Introduction to 'Celery':
In development environment sometimes we need to execute some works asynchronously(irrespective of current program flow). For example, in real time development we may have to send emails to 1000 members. Let us suppose if the time required to send single mail is 1 sec then it will take 1000 secs to send emails to 1000 persons, here the program flow will halt for 1000 seconds, which is a bad experience for the user. 'Celery' is an asynchronous task queue which is written in python provides to run the tasks asynchronously irrespective of current program flow.
Celery communicates via messages, usually using a broker to mediate between clients and workers. To initiate a task a client puts a message on the queue, the broker then delivers the message to a worker.
Problems over 3rd party interface integration:
Generally, social networks are 3rd party interfaces which are hard to integrate with. These may lead to some problems as following.
- Much slower than local data.
- Users may still expect near-immediate results.
- Rate limits.
- Different rules for every service.
- Need to handle reactive & proactive as some don't publish rates.
- Outages (there is a chance of third-party servers do go down).
- Random failures.
To overcome the above problems we'll go with Celery.
Note: Always use RabbitMQ as your message broker and don't use RabbitMq to store the result store(can use MongoDB, Django, Redis etc.,)

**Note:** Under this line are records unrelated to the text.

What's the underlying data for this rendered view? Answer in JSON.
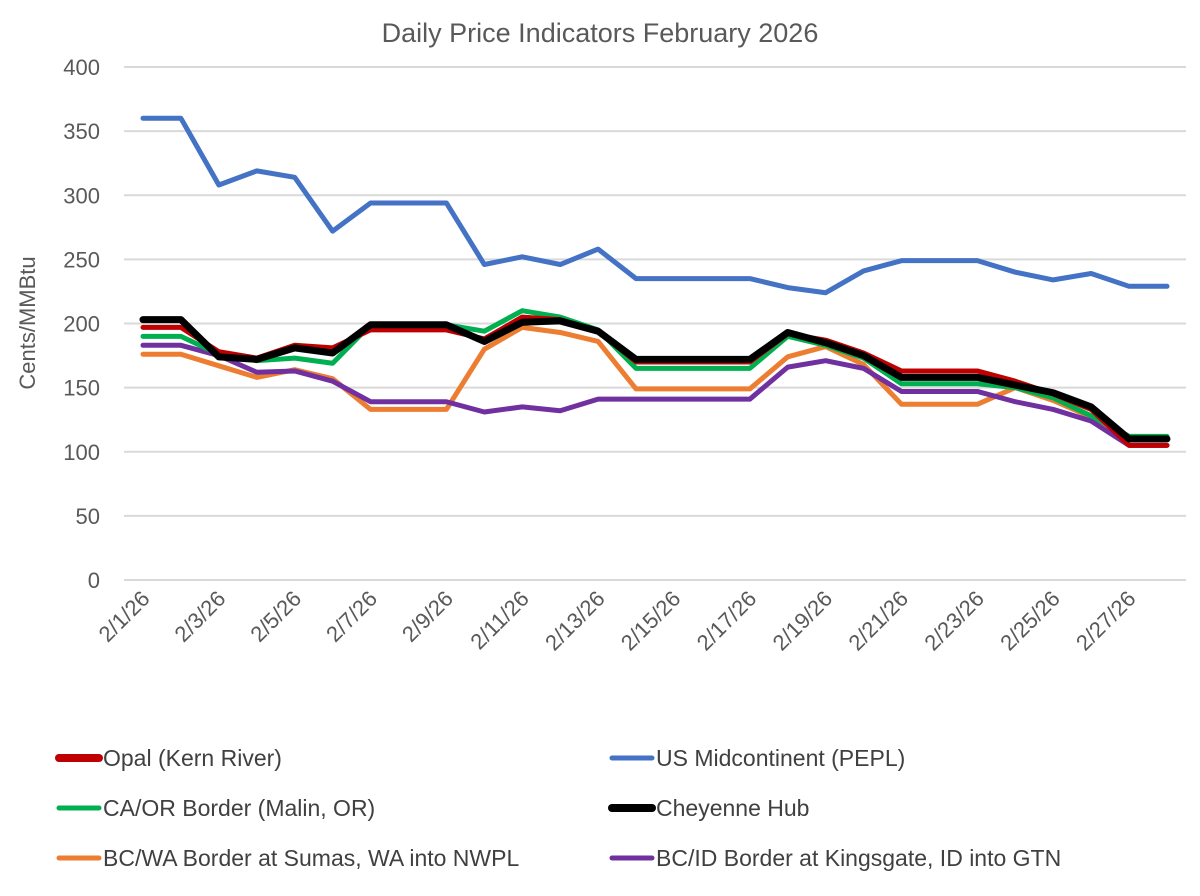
{
  "chart_data": {
    "type": "line",
    "title": "Daily Price Indicators February 2026",
    "xlabel": "",
    "ylabel": "Cents/MMBtu",
    "ylim": [
      0,
      400
    ],
    "yticks": [
      "0",
      "50",
      "100",
      "150",
      "200",
      "250",
      "300",
      "350",
      "400"
    ],
    "grid": true,
    "legend_position": "bottom",
    "x": [
      "2/1/26",
      "2/2/26",
      "2/3/26",
      "2/4/26",
      "2/5/26",
      "2/6/26",
      "2/7/26",
      "2/8/26",
      "2/9/26",
      "2/10/26",
      "2/11/26",
      "2/12/26",
      "2/13/26",
      "2/14/26",
      "2/15/26",
      "2/16/26",
      "2/17/26",
      "2/18/26",
      "2/19/26",
      "2/20/26",
      "2/21/26",
      "2/22/26",
      "2/23/26",
      "2/24/26",
      "2/25/26",
      "2/26/26",
      "2/27/26",
      "2/28/26"
    ],
    "xtick_labels": [
      "2/1/26",
      "2/3/26",
      "2/5/26",
      "2/7/26",
      "2/9/26",
      "2/11/26",
      "2/13/26",
      "2/15/26",
      "2/17/26",
      "2/19/26",
      "2/21/26",
      "2/23/26",
      "2/25/26",
      "2/27/26"
    ],
    "series": [
      {
        "name": "Opal (Kern River)",
        "color": "#C00000",
        "values": [
          197,
          197,
          178,
          173,
          183,
          181,
          195,
          195,
          195,
          188,
          205,
          203,
          194,
          170,
          170,
          170,
          170,
          192,
          187,
          177,
          163,
          163,
          163,
          155,
          145,
          133,
          105,
          105
        ]
      },
      {
        "name": "US Midcontinent (PEPL)",
        "color": "#4472C4",
        "values": [
          360,
          360,
          308,
          319,
          314,
          272,
          294,
          294,
          294,
          246,
          252,
          246,
          258,
          235,
          235,
          235,
          235,
          228,
          224,
          241,
          249,
          249,
          249,
          240,
          234,
          239,
          229,
          229
        ]
      },
      {
        "name": "CA/OR Border (Malin, OR)",
        "color": "#00B050",
        "values": [
          190,
          190,
          176,
          171,
          173,
          169,
          199,
          199,
          199,
          194,
          210,
          205,
          195,
          165,
          165,
          165,
          165,
          190,
          183,
          173,
          153,
          153,
          153,
          150,
          142,
          128,
          112,
          112
        ]
      },
      {
        "name": "Cheyenne Hub",
        "color": "#000000",
        "values": [
          203,
          203,
          174,
          172,
          181,
          177,
          199,
          199,
          199,
          186,
          201,
          202,
          194,
          172,
          172,
          172,
          172,
          193,
          185,
          175,
          158,
          158,
          158,
          152,
          146,
          135,
          110,
          110
        ]
      },
      {
        "name": "BC/WA Border at Sumas, WA into NWPL",
        "color": "#ED7D31",
        "values": [
          176,
          176,
          167,
          158,
          164,
          157,
          133,
          133,
          133,
          180,
          197,
          193,
          186,
          149,
          149,
          149,
          149,
          174,
          182,
          168,
          137,
          137,
          137,
          150,
          140,
          127,
          110,
          110
        ]
      },
      {
        "name": "BC/ID Border at Kingsgate, ID into GTN",
        "color": "#7030A0",
        "values": [
          183,
          183,
          175,
          162,
          163,
          155,
          139,
          139,
          139,
          131,
          135,
          132,
          141,
          141,
          141,
          141,
          141,
          166,
          171,
          165,
          147,
          147,
          147,
          139,
          133,
          124,
          105,
          105
        ]
      }
    ]
  }
}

Using 'Celery ' in Social Integration
1. Task Organization and Distribution
- Managing pagination.
- Minimize the number of API calls when possible.
- Avoid long-running tasks by setting a timeout ceiling.

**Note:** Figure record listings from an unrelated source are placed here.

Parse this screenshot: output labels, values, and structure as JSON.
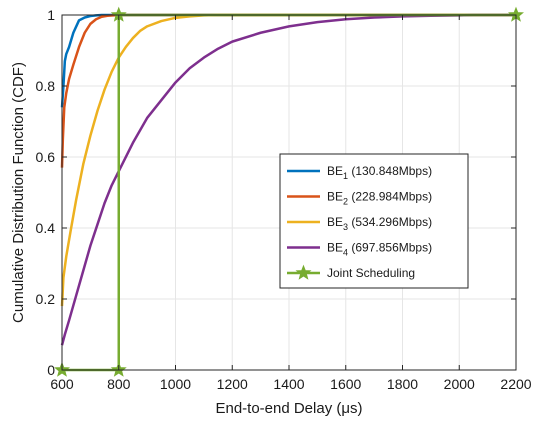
{
  "chart_data": {
    "type": "line",
    "xlabel": "End-to-end Delay (μs)",
    "ylabel": "Cumulative Distribution Function (CDF)",
    "xlim": [
      600,
      2200
    ],
    "ylim": [
      0,
      1
    ],
    "xticks": [
      "600",
      "800",
      "1000",
      "1200",
      "1400",
      "1600",
      "1800",
      "2000",
      "2200"
    ],
    "yticks": [
      "0",
      "0.2",
      "0.4",
      "0.6",
      "0.8",
      "1"
    ],
    "grid": true,
    "legend_position": "center-right",
    "series": [
      {
        "name": "BE1",
        "name_base": "BE",
        "name_sub": "1",
        "name_rate": "(130.848Mbps)",
        "color": "#0072BD",
        "marker": "none",
        "x": [
          600,
          605,
          610,
          615,
          625,
          640,
          660,
          680,
          700,
          720,
          740,
          760,
          2200
        ],
        "y": [
          0.74,
          0.8,
          0.87,
          0.89,
          0.91,
          0.95,
          0.985,
          0.993,
          0.997,
          0.999,
          1.0,
          1.0,
          1.0
        ]
      },
      {
        "name": "BE2",
        "name_base": "BE",
        "name_sub": "2",
        "name_rate": "(228.984Mbps)",
        "color": "#D95319",
        "marker": "none",
        "x": [
          600,
          603,
          608,
          615,
          625,
          640,
          660,
          680,
          700,
          720,
          740,
          760,
          780,
          800,
          820,
          2200
        ],
        "y": [
          0.57,
          0.65,
          0.74,
          0.78,
          0.82,
          0.86,
          0.91,
          0.95,
          0.975,
          0.988,
          0.995,
          0.998,
          0.999,
          1.0,
          1.0,
          1.0
        ]
      },
      {
        "name": "BE3",
        "name_base": "BE",
        "name_sub": "3",
        "name_rate": "(534.296Mbps)",
        "color": "#EDB120",
        "marker": "none",
        "x": [
          600,
          605,
          615,
          630,
          650,
          675,
          700,
          725,
          750,
          775,
          800,
          825,
          850,
          875,
          900,
          950,
          1000,
          1050,
          1100,
          1150,
          1200,
          2200
        ],
        "y": [
          0.18,
          0.26,
          0.32,
          0.39,
          0.48,
          0.58,
          0.66,
          0.73,
          0.79,
          0.84,
          0.88,
          0.91,
          0.935,
          0.955,
          0.968,
          0.983,
          0.992,
          0.996,
          0.999,
          1.0,
          1.0,
          1.0
        ]
      },
      {
        "name": "BE4",
        "name_base": "BE",
        "name_sub": "4",
        "name_rate": "(697.856Mbps)",
        "color": "#7E2F8E",
        "marker": "none",
        "x": [
          600,
          610,
          625,
          650,
          675,
          700,
          725,
          750,
          775,
          800,
          850,
          900,
          950,
          1000,
          1050,
          1100,
          1150,
          1200,
          1300,
          1400,
          1500,
          1600,
          1700,
          1800,
          1900,
          2000,
          2050,
          2200
        ],
        "y": [
          0.07,
          0.1,
          0.14,
          0.21,
          0.28,
          0.35,
          0.41,
          0.47,
          0.52,
          0.56,
          0.64,
          0.71,
          0.76,
          0.81,
          0.85,
          0.88,
          0.905,
          0.925,
          0.95,
          0.968,
          0.98,
          0.988,
          0.993,
          0.996,
          0.998,
          0.999,
          1.0,
          1.0
        ]
      },
      {
        "name": "Joint Scheduling",
        "name_base": "Joint Scheduling",
        "name_sub": "",
        "name_rate": "",
        "color": "#77AC30",
        "marker": "star",
        "x": [
          600,
          800,
          800,
          2200
        ],
        "y": [
          0,
          0,
          1,
          1
        ]
      }
    ]
  }
}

- Avoid the temptation to pass API data to dependent tasks.
- B. Tracking task dependencies ("Done?" is difficult for distributed systems).
- Use an external backend to store a dependency tree.

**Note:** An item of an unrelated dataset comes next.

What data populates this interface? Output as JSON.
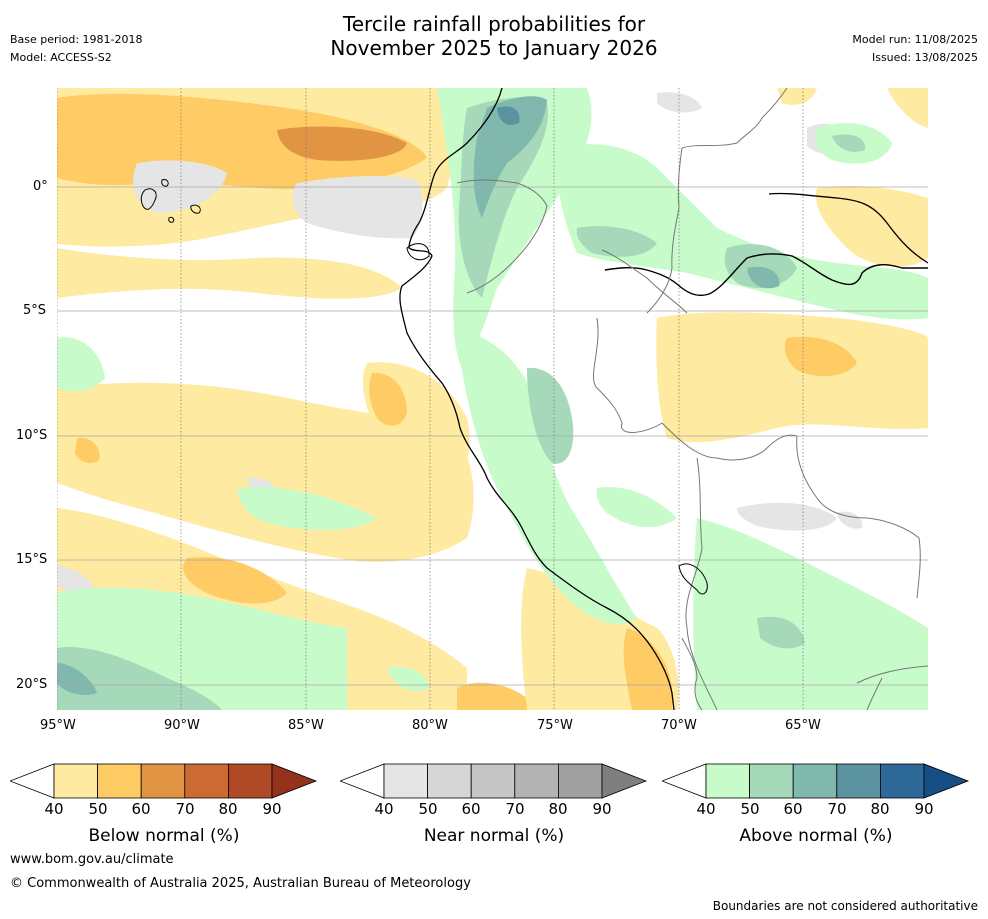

- Subclass ResultSet to evaluate the task state of the tree.
- Requires ignore_result=False.
2. Rate Limiting
- Celery's rate limiting doesn't do what you think it does.
- 3rd party rate limits depend on many factors.
- For services with known rate limits:
- Use an external backend to store rate limit counters.
- Increment counters based on rate limit factors per API call.
- For services with unknown rate limits:
- Use an external backend to store rate limit backoff counters.
- Ramp up / ratchet down call rate by power law as API calls fail/succeed.
3. Failover Problems
- Celery failovers:
- Celery failovers are nothing but some internal problems, which lead to the shutdown of celery. This can be overcome by running the worker with a supervisor.
- 3rd party failovers:
- There are so many reasons for 3rd party server failovers. The only solution for this is nothing but rerunning of tasks.